修理工場の見学が始まるというので、プラットフォームの端に行くと、夫婦1組と40過ぎの男性が既に待っていたが、それだけ、
我々を含めても総勢5人。
老年のガイドが来て、まず工場の横に留めてある古い客車の解説から始めた。
鉄道勤務はした事ないが、好きでヴォランティアとして来ているとの事。

修理工場は大きな建物ではなく、日本で言えば、昔の中規模機関区の検修庫程度であろうか。
線路側からではなく建物の真ん中程にある入口を入ると、奥行きは機関車の巾6台分位。
横は大きな機関車2台分、場内引込線にはディーゼル機1両が入口寄りに、その前に蒸機の93号。
このディーゼル機が軸焼けを起こした「93」を場内に押し込んだのだろう。

手前側、窓のある壁の前に並んでいる作業台の上には工具が所狭しと置かれている。
通路を挟んで機関車側には大きな旋盤、又、通路があり、その次は動軸ベアリング、軸箱、蒸機パイプ類や特大の万力、
溶接用の顔マスク等の工具が入り乱れている大きな作業台。
その向こう 3m程の作業スペースの後に「93」。

急な階段を数段下りると工場の床、とにかく凄まじい程の部品、工具が置かれている。
「93は昨日の運行で軸受けを焼き付けて帰ってきた。 第1動輪が外してあるだろう」
良く見ると確かに動輪は外されており、運転室の横に無造作に車体に対して直角に置いてある。
第3動輪の前には溶接用のボンベ2本が手押し車に乗っていた。
ロッドは全て外されており、引込線入口の反対壁側の床の上にでも置いてあるのだろうが、物が多すぎて見えないし、
こちらの通路の横からは一般立ち入り禁止。

床の後の壁側には隅から隅迄、工作機械がびっしりと並んでいる。 機械は古いものばかり。
「当時の工作機械でなければならない物が沢山あるんだ。 もう手に入らない物もあるし。
工具も昔からのを使っている。

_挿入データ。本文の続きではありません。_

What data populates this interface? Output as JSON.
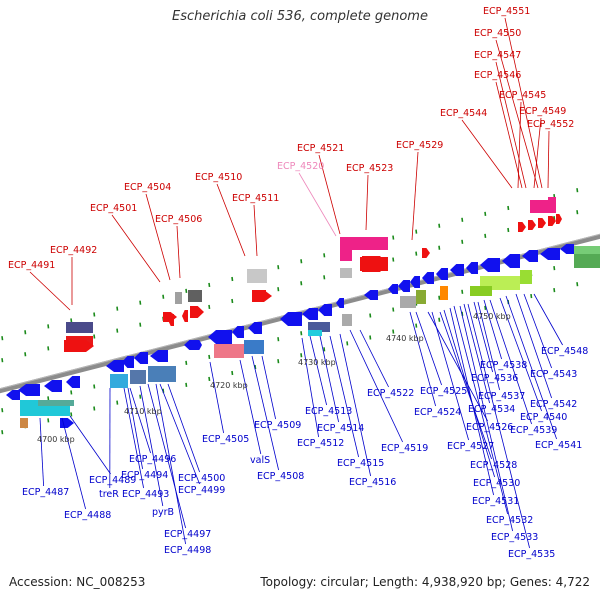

なんせ特殊サイズだからね。 買い替えが出来ない。 場合によっては此処で工具も作る」
特大レンチ等が並んでいる棚も見せてくれたが確かに大きい。
日本の機関区でも検修用のは見てはいるが、改めて各々の工具の大きさに驚かされた。
工具は昔からの物が磨耗した場合には自作との事。

「 9 3は2日程で修理出来る。パーツもあるし。無ければ作るか外注だ。 ベアリングの所も直せる。 全て此処でやるんだ」
驚いた事には、タイヤの研磨はおろか、動輪タイヤの交換迄この小さな工場で行っているとの事。
タイヤの交換焼き嵌めが出来るのは、これも観光用に蒸気機関車定期運転を行っているストラスバーグ鉄道だけで、
全米の殆どの動態蒸機の動輪タイヤ交換はそこで行われている、
と私は記憶していたが、生半可な知識は見事に打ち砕かれ、改めてアメリカのヴォランティア層の厚みと熱意を感じた。
工科大学からの研修もあるようで、歴史の浅いアメリカの歴史を残してく、という一般的に広まっている意気込みを感じた。
因みにタイヤ交換は、タイヤにオイルを塗り、熱でやられない様に動輪スポークに水を浸したボロギレを巻いた状態でオイルに点火、
タイヤが膨張した所で外すとの事。嵌める時はこの逆だが、軸に対して対し直角に装着するのには経験が物を言うのだろうか。

                 

                
        写真の中央は動輪軸箱。その左、茶色の筒を半分に割った様な形をした物がニードル・ベアリングを保持し、軸箱の上に乗る。